Voyageurs à mobilité réduite ou avec enfants : les adaptations qui changent tout
Je ne vais pas vous mentir : le métro de New York est un cauchemar d’accessibilité. Une grande partie des stations n’ont pas d’ascenseur. Si vous êtes en fauteuil ou avec une poussette, prévoyez :
- Le bus plutôt que le métro : plus lent mais plus accessible, et souvent plus agréable pour les enfants.
- Les ferries : le NYC Ferry est entièrement accessible et offre des vues spectaculaires pour un prix de métro.
- Les stations clés qui ont des ascenseurs : la plupart des grandes stations de Midtown (Times Square, Grand Central, Penn Station) sont équipées. Vérifiez à l’avance.
Avec des enfants en bas âge, réduisez votre programme de moitié et intégrez une pause de 2 heures chaque après-midi : un parc (Washington Square, Bryant Park), un café à pâtisseries, ou un retour à l’hôtel pour la sieste. Vous verrez moins de choses, mais vous garderez des enfants en état de marche pour le reste de la journée.
Le plan B météo : ce que vous ferez s’il pleut (ou s’il fait 35°C)
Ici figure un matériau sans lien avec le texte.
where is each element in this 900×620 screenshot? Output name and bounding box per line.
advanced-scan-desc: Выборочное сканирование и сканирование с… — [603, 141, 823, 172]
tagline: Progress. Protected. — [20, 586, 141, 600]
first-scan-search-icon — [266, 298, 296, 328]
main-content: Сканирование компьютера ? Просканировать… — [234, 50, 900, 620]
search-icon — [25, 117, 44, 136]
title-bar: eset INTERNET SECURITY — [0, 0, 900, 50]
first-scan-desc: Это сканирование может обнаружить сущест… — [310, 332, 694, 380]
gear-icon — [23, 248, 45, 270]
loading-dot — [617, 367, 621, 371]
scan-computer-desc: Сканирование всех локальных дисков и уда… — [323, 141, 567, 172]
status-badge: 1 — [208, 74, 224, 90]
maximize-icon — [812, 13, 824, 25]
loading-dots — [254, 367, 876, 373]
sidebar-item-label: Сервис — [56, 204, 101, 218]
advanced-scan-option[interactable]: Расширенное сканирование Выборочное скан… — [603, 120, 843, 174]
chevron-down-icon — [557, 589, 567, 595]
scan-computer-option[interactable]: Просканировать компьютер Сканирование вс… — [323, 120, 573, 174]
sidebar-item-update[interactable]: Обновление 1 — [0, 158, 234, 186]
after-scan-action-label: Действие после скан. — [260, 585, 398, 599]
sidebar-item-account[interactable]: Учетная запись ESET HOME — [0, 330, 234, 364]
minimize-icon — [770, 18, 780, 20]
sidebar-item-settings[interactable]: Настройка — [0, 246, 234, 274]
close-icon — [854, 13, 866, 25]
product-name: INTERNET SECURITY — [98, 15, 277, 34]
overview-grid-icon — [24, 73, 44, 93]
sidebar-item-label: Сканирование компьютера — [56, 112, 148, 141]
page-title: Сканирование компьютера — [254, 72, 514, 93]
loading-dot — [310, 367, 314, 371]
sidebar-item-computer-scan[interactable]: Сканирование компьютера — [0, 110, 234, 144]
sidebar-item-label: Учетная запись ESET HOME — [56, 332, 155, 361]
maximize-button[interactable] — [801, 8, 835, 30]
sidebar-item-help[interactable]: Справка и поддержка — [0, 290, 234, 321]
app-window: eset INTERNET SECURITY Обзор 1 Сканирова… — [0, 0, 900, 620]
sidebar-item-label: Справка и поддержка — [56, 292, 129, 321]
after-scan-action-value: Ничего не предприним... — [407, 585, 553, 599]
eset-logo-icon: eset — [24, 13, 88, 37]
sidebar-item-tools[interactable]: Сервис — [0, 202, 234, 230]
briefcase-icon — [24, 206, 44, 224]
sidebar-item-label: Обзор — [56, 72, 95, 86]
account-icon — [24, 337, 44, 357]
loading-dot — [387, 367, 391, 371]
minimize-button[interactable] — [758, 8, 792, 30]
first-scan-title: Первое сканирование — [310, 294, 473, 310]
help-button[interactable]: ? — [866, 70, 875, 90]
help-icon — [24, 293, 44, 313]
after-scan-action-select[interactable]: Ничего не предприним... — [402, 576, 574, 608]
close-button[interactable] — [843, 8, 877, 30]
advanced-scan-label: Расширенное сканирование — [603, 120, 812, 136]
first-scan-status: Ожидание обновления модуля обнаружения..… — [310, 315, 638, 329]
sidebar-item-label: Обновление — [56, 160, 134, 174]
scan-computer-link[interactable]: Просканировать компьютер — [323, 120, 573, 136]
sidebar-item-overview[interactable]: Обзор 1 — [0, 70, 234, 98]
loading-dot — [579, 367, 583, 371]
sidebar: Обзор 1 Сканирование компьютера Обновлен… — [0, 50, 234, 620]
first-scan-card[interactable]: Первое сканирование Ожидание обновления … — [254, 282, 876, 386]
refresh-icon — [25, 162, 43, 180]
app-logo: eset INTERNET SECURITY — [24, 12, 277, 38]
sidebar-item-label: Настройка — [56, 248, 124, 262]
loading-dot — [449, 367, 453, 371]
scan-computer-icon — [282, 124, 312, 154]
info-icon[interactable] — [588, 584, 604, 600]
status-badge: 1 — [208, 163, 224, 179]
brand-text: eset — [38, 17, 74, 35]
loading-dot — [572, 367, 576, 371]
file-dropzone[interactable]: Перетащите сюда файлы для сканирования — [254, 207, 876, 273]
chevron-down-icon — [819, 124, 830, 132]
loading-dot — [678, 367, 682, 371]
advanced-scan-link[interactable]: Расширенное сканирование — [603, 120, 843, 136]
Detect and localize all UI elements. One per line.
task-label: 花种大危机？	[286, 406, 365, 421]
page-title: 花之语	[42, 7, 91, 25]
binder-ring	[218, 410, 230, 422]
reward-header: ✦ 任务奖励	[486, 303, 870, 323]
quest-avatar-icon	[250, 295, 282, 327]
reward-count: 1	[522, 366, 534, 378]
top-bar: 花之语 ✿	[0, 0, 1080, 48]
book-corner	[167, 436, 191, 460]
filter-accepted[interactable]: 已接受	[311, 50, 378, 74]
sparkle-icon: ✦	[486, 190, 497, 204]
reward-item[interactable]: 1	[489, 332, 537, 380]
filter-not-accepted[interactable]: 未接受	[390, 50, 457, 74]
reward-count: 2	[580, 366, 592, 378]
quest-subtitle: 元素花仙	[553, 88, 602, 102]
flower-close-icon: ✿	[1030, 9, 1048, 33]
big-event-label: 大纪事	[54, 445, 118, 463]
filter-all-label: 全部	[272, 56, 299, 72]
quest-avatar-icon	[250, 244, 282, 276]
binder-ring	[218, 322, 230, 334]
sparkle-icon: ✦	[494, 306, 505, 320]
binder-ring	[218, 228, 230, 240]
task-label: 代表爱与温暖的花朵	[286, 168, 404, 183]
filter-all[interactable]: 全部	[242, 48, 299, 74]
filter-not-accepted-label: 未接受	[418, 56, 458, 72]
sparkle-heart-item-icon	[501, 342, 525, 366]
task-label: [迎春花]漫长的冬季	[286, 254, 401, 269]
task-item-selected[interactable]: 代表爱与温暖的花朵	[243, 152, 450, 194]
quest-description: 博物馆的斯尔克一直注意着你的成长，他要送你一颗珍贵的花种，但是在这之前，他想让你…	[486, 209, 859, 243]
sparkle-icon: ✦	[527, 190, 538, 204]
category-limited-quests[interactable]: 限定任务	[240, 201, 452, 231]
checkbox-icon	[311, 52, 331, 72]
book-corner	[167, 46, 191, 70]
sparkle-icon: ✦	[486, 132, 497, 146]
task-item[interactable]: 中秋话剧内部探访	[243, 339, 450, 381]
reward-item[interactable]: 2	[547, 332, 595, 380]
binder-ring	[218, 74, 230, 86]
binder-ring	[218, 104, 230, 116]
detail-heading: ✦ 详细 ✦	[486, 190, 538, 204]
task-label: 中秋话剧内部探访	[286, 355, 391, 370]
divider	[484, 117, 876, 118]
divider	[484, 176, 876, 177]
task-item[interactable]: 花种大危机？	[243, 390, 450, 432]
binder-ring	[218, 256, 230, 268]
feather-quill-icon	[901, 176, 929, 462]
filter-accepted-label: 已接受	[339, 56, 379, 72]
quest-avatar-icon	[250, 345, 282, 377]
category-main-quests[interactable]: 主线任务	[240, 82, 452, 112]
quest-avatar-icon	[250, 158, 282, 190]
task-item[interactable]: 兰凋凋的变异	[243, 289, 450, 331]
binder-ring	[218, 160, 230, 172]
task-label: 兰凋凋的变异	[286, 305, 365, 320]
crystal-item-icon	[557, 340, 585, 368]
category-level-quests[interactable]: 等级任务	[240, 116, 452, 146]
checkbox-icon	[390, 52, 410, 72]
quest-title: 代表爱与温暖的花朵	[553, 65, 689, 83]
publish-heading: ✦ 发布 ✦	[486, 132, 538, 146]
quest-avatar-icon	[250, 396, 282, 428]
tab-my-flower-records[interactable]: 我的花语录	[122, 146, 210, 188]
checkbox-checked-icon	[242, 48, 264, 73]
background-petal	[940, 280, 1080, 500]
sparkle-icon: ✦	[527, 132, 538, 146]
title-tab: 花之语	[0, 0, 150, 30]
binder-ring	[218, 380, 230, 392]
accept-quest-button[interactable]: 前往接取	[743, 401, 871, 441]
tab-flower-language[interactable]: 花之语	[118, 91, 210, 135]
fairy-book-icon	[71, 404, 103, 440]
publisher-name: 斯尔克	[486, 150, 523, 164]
New York est extrême. J’ai vu des étés à 38°C avec 90% d’humidité, et des hivers à -10°C avec un vent qui coupe le souffle dans les avenues. Voici mes plans de repli :
En cas de pluie ou de vague de chaleur :- Le Museum of Natural History (oui, c’est aussi « le musée d’Harry Potter » pour les fans)
- La Morgan Library, un joyau méconnu de Midtown avec son hall en marbre
- Le Chelsea Market et le Hall des Grand Central pour déjeuner à l’abri
- Les cinémas indépendants de Greenwich Village — une séance de film est une pause parfaite
Arriver depuis les aéroports : le cas pratique
Une dernière chose, car c’est une source de stress monstrueuse. Depuis JFK, le AirTrain + métro vous coûtera environ 11 $ et vous amène à Manhattan en 45 à 70 minutes selon votre destination. Si vous êtes quatre avec beaucoup de bagages, un taxi à 70 $ (prix fixe vers Manhattan) devient rentable.
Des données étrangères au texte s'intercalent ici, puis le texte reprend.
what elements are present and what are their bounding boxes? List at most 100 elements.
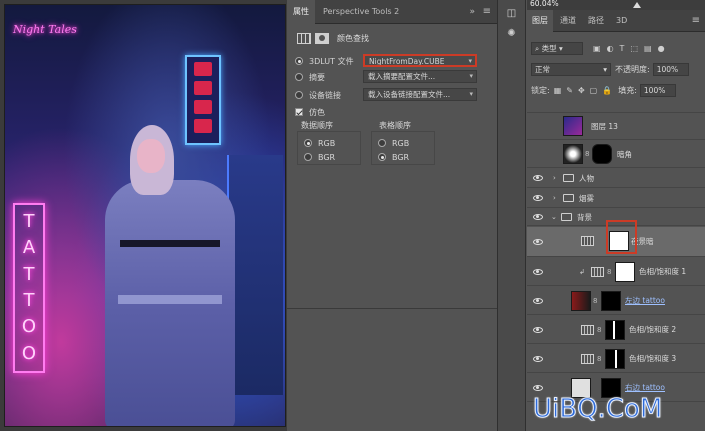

Depuis Newark, le AirTrain + New Jersey Transit vous amène à Penn Station en 30 à 40 minutes pour environ 15 $. Encore une fois, c’est le rapport qualité-prix imbattable.
Et je vous en prie : ne vous lancez pas dans l’itinéraire le jour de votre arrivée. Atterrir à 14h, déposer ses bagages, s’effondrer dans une brasserie de quartier avec une bière bien fraîche — c’est ça, New York. Pas une course contre le temps.
New York ne se conquiert pas. Elle se traverse, avec une curiosité sans but et des chaussures confortables. Les cinq jours que je vous propose là ne sont qu’un cadre — les moments qu’on y vit, les rencontres qu’on y fait, les détours qu’on y prend, ça, aucun guide ne peut les prévoir. Et c’est très bien ainsi.